The plot, in fact, is almost incidental to the book, which is one of the novel’s bigger weaknesses. So little actually happens that it is hard to summarize the book without spoiling it. In a nutshell, a savant-like boy, Isaac, decides to run away from the dying Valley. He and an underachieving jock friend, Poe, get into some serious trouble whilst saying their goodbyes, leaving one of them (and his mother, and her lover the sheriff) to deal with the consequences. Meanwhile Isaac’s sister returns to the Valley to try to make some sense of the practical and emotional messes she left behind when fleeing north to university. This is not a page-turning thriller, or a Thoman Pychon/David Foster Wallace energetic web of plotlines and digressions. At times it is frustrating how slowly anything happens, and how much time different characters spend complaining, reflecting and vacillating on the same few incidents, often entirely inside their own heads.

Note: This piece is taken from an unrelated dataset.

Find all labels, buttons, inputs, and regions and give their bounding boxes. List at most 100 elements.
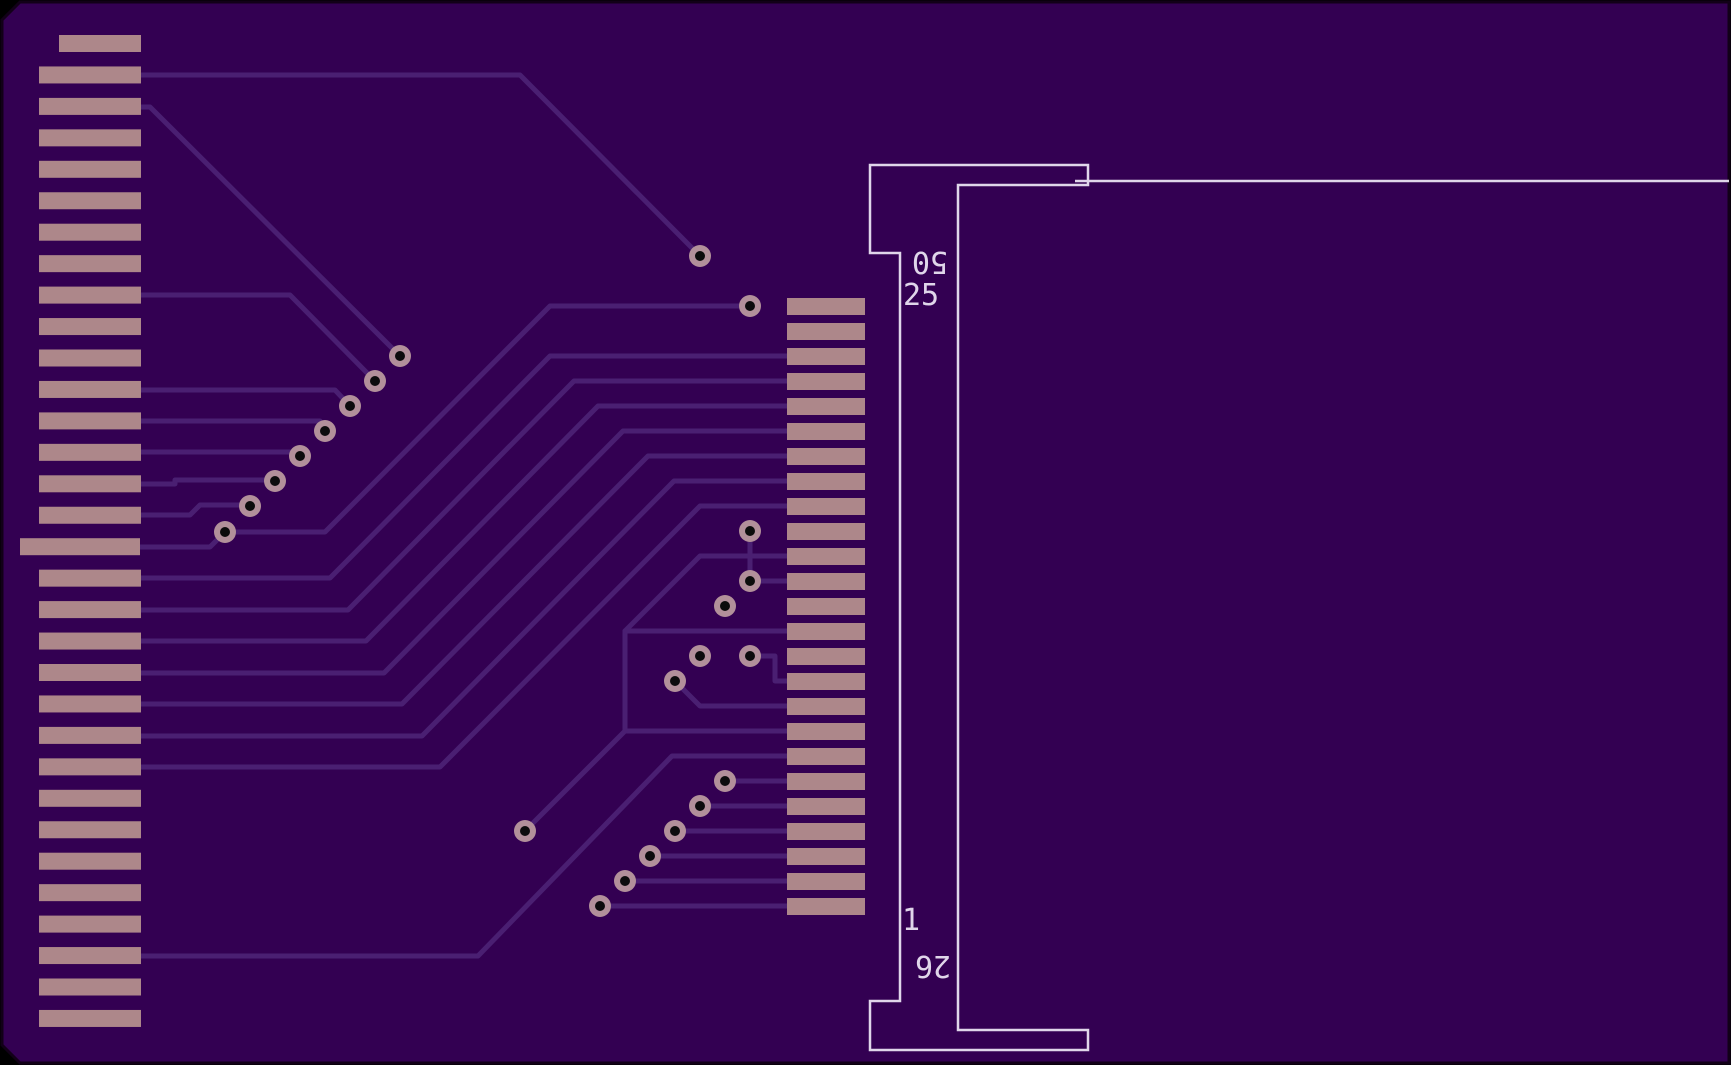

Such are the perils of the Faulknerian narrative style Meyer adopts. Like the southern master’s As I Lay Dying, as chapters change so too do narrators, the story told largely via their internal monologues which skip dizzyingly (but realistically) between the first, third and often even second person. It’s a difficult way to tell a story, and while it does create real characters rich in contradiction and imperfection, occasionally Meyer slips up. It is jarring when Poe, whom we know from his own thoughts to be a simple, uneducated young man, all of a sudden thinks to himself: “The truth was people died every minute. Were dying. The only real miracle was the human perception that it would not be him.” Most of the time, however, each character’s speech rings true.

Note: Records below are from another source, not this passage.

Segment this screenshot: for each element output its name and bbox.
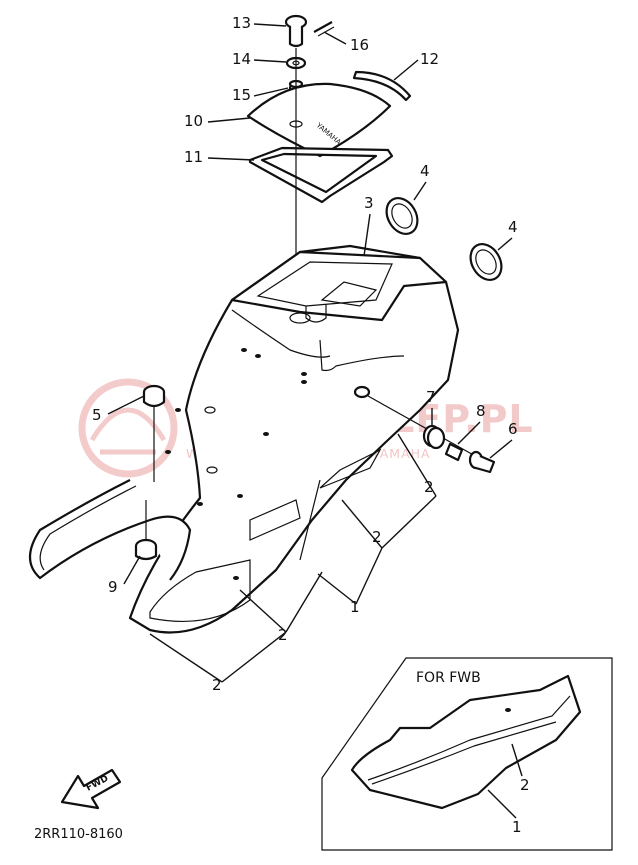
drawing-code: 2RR110-8160	[34, 827, 123, 842]
callout-8: 8	[476, 402, 486, 420]
seal-frame-11	[248, 146, 394, 204]
inset-fwb: FOR FWB 2 1	[321, 657, 613, 851]
callout-11: 11	[184, 148, 203, 166]
callout-15: 15	[232, 86, 251, 104]
collar-7	[422, 424, 446, 450]
ring-4-upper	[385, 197, 419, 235]
callout-9: 9	[108, 578, 118, 596]
callout-2-bottom: 2	[212, 676, 222, 694]
callout-2-right: 2	[424, 478, 434, 496]
callout-2-inset: 2	[520, 776, 530, 794]
screw-13	[284, 14, 308, 48]
damper-9	[134, 538, 158, 561]
panel-holes	[165, 348, 307, 580]
pin-16	[313, 21, 335, 37]
inset-title: FOR FWB	[416, 670, 481, 686]
callout-1-inset: 1	[512, 818, 522, 836]
callout-4-lower: 4	[508, 218, 518, 236]
callout-2-middle: 2	[372, 528, 382, 546]
callout-14: 14	[232, 50, 251, 68]
damper-5	[142, 384, 166, 408]
callout-6: 6	[508, 420, 518, 438]
callout-5: 5	[92, 406, 102, 424]
callout-7: 7	[426, 388, 436, 406]
callout-10: 10	[184, 112, 203, 130]
callout-16: 16	[350, 36, 369, 54]
callout-13: 13	[232, 14, 251, 32]
bolt-6	[468, 450, 496, 474]
cover-plate-10: YAMAHA	[246, 82, 392, 158]
watermark-logo-icon	[78, 378, 178, 478]
seat-strap-loop	[28, 479, 192, 581]
ring-4-lower	[469, 243, 503, 281]
callout-12: 12	[420, 50, 439, 68]
seat-cowl-1	[128, 244, 460, 634]
callouts: 13 16 14 12 15 10 11 4 3 4 5 7 8	[92, 14, 518, 694]
callout-4-upper: 4	[420, 162, 430, 180]
seal-strip-12	[352, 70, 412, 102]
callout-3: 3	[364, 194, 374, 212]
callout-1: 1	[350, 598, 360, 616]
fwd-arrow-icon: FWD	[60, 768, 122, 810]
spacer-8	[444, 442, 464, 462]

Although the story is told as Faulkner might tell it, its content is pure Steinbeck (with a soupçon of Salinger in Isaac’s runaway and self-destructive hatred of perceived phoniness). American Rust is like a Grapes of Wrath in which the Joad family and their neighbours stay in Oklahoma as their lifeless farms gradually blow away. In Meyer’s book dust has become rust, but his storytelling ethos seems similar to Steinbeck’s, painting portraits of people suffering through a torturously slow crisis. At times he exhibits Steinbeck’s weaknesses as well: too often characters come up with nauseating simple-yet-deep reflections (“All the dead men in the world-they had once been alive.”), and there is the same questionable implicit assumption that all of everybody’s problems would disappear if only there were enough good jobs to be had.

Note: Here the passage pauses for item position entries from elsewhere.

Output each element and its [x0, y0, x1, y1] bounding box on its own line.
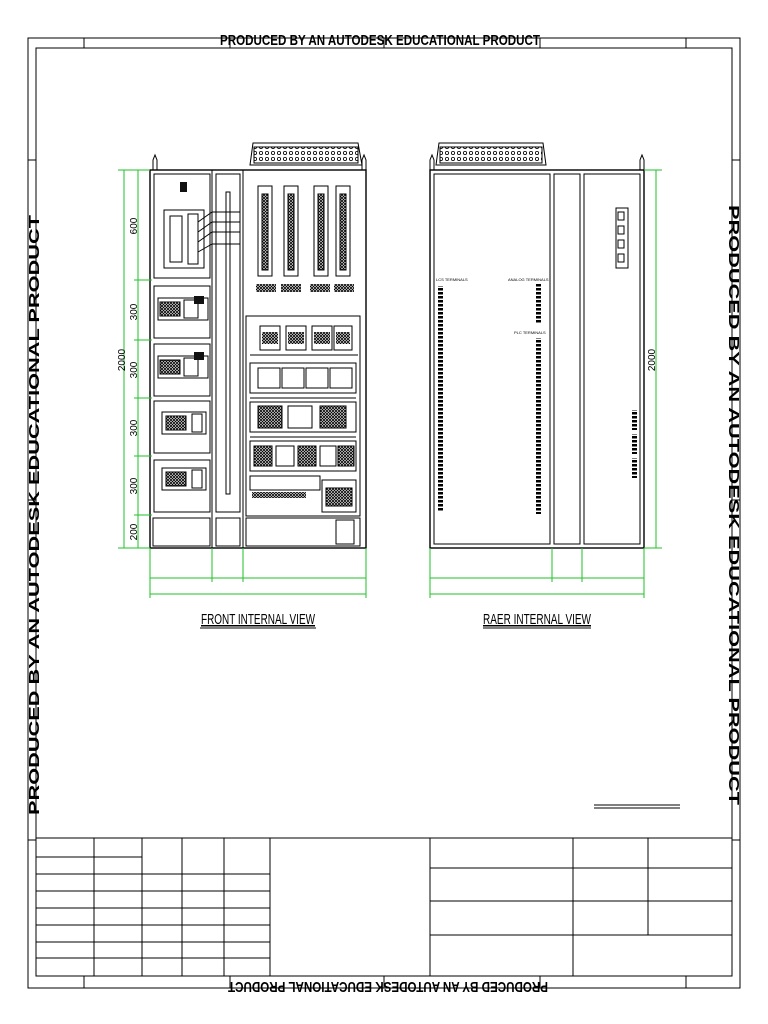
front-dim-section-6: 200	[129, 523, 140, 540]
front-view-title: FRONT INTERNAL VIEW	[201, 611, 316, 628]
mcb-panel-4	[153, 459, 211, 513]
control-component-plate	[245, 315, 361, 517]
rear-cabinet-outline	[429, 169, 645, 549]
vfd-drives	[256, 185, 354, 292]
front-dim-section-1: 600	[129, 217, 140, 234]
analog-terminals-label: ANALOG TERMINALS	[508, 277, 549, 282]
rear-dimensions	[429, 169, 662, 598]
front-internal-view: 2000 600 300 300 300 300 200 FRONT INTER…	[117, 142, 367, 629]
front-vent-grill	[249, 142, 363, 166]
lcs-terminal-strip	[438, 286, 443, 512]
main-breaker-panel	[153, 173, 211, 279]
lifting-lug	[639, 153, 645, 170]
plc-terminals-label: PLC TERMINALS	[514, 330, 546, 335]
watermark-right: PRODUCED BY AN AUTODESK EDUCATIONAL PROD…	[725, 205, 742, 805]
front-dim-section-5: 300	[129, 477, 140, 494]
mcb-panel-2	[153, 343, 211, 397]
drawing-frame	[27, 37, 741, 989]
front-cabinet-outline	[149, 169, 367, 549]
front-dim-section-2: 300	[129, 303, 140, 320]
front-total-height-dim: 2000	[117, 348, 128, 371]
lifting-lug	[361, 153, 367, 170]
rear-vent-grill	[435, 142, 547, 166]
watermark-left: PRODUCED BY AN AUTODESK EDUCATIONAL PROD…	[26, 215, 43, 815]
cable-duct-column	[215, 173, 241, 513]
lifting-lug	[152, 153, 158, 170]
mcb-panel-1	[153, 285, 211, 339]
mcb-panel-3	[153, 400, 211, 454]
front-dim-section-4: 300	[129, 419, 140, 436]
lcs-terminals-label: LCS TERMINALS	[436, 277, 468, 282]
rear-view-title: RAER INTERNAL VIEW	[483, 611, 592, 628]
lifting-lug	[429, 153, 435, 170]
plc-terminal-strip	[536, 338, 541, 514]
rear-total-height-dim: 2000	[647, 348, 658, 371]
rear-internal-view: LCS TERMINALS ANALOG TERMINALS PLC TERMI…	[429, 142, 662, 629]
front-dimensions	[118, 169, 367, 598]
watermark-bottom: PRODUCED BY AN AUTODESK EDUCATIONAL PROD…	[228, 978, 548, 995]
title-block	[36, 837, 732, 976]
bottom-gland-plate	[152, 517, 211, 547]
front-dim-section-3: 300	[129, 361, 140, 378]
analog-terminal-strip	[536, 284, 541, 324]
watermark-top: PRODUCED BY AN AUTODESK EDUCATIONAL PROD…	[220, 32, 540, 49]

These flaws, though, are flaws that come from ambition and earnestness, and are quite forgivable given the author’s bravery at tackling such difficult themes using such technically complex narration. This is all the more true given that this is a first novel. Not having done my homework, I had suspected that this was a semi-autobiographical work that the author had poured everything he knew into, a backwoods prodigy doomed to be mercurial à la John Kennedy Toole. Silly me: Meyer has been everything from a medical technician to a derivatives trader, living all over the States. This is no a roman à clef, culled from personal experience, exhausting the writer’s stock of material.
What it is is a promising and mature first novel, showing a clear knowledge of the American masters without coming off as too derivative of any one amongst them. Meyer has demonstrated a broadness of vision and a willingness to fully explore characters and their motives, albeit at some cost to pace and plot. His future work, which I look forward to reading, will, I hope, take similar chances on plot and narrative drive as he took here with theme and structure.